Ran with Scott around Austin Christmas day. Hardly any snow and not too much wind. What do I remember? Wishing Merry Christmas to a man walking his dog that crossed our path. Noticing that the sky was almost all white with gray smudges. Checking to see if Bessie–the big plastic cow at the county fairgrounds–was wearing a scarf (she wasn’t). Watching a rabbit haul ass across the road–they can run fast! Listening to a dog’s bark echo across the open field. Cutting through the parking lot of the Japan Panda (Japanda) restaurant and noticing they were open and one car was in the parking lot.

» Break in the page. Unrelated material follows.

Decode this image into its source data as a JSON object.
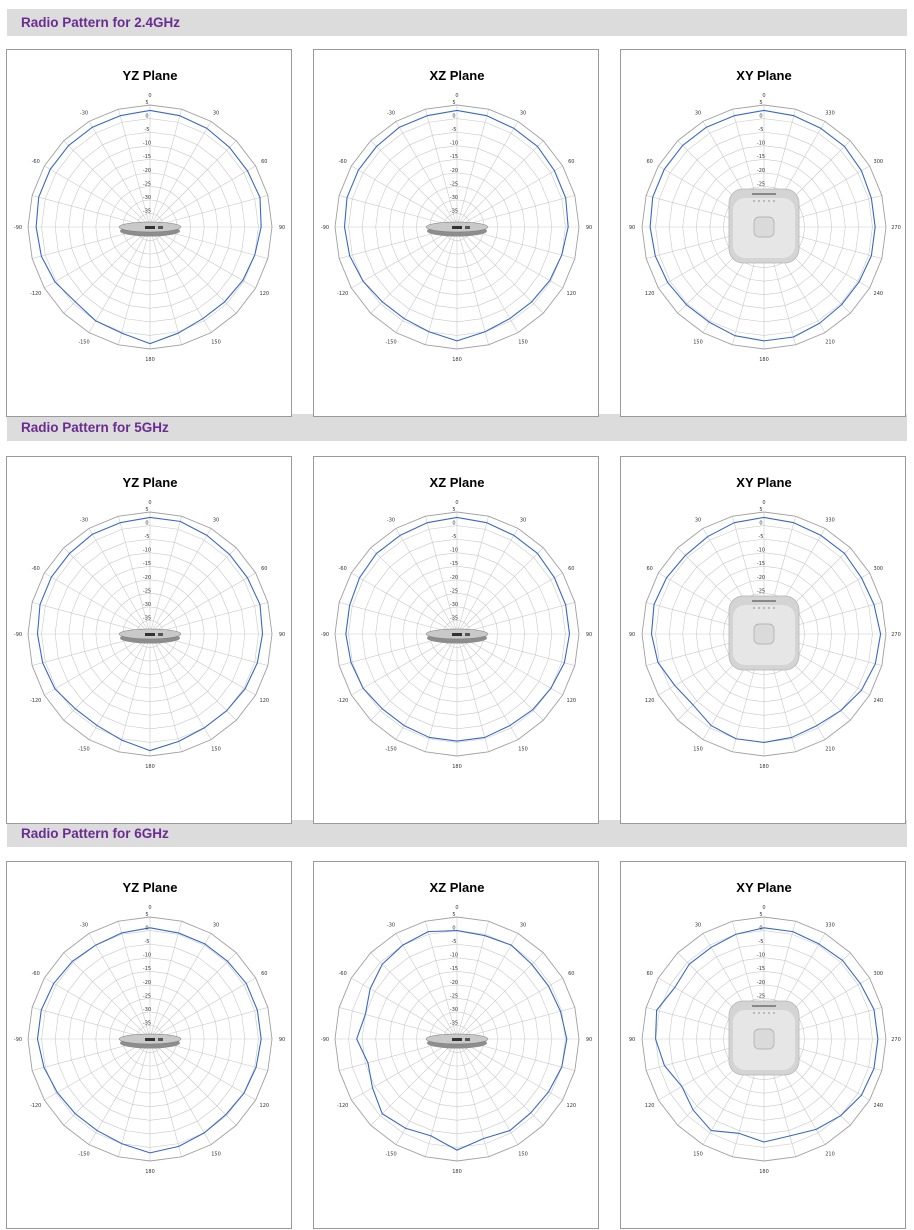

I don’t remember seeing that many holiday decorations. No Santa Claus. Didn’t hear any Christmas music. Or smell any good food.

dec 9/RUN

3.35 miles
greenway bridge turn around
30 degrees
10% snow-covered

Ran again today, since I felt so good yesterday and because it’s so nice and warm–almost above freezing! Sunny skies. Clear path. Saw a few fat tires biking on the path. Several runners. Lots of walkers. A mom and her son singing holiday songs. No puddles on the path, but no slick spots either. Didn’t wear headphones, but don’t remember hearing anything–except for a runner passing me early on in my run, a biker alerting me to his approach with a always appreciated, “on your left” and the singers singing their holiday songs. Is that really it? I guess. I can’t remember any crunching snow or honking cars or trickling water or rushing wind or cawing birds. Guess I wasn’t paying attention today.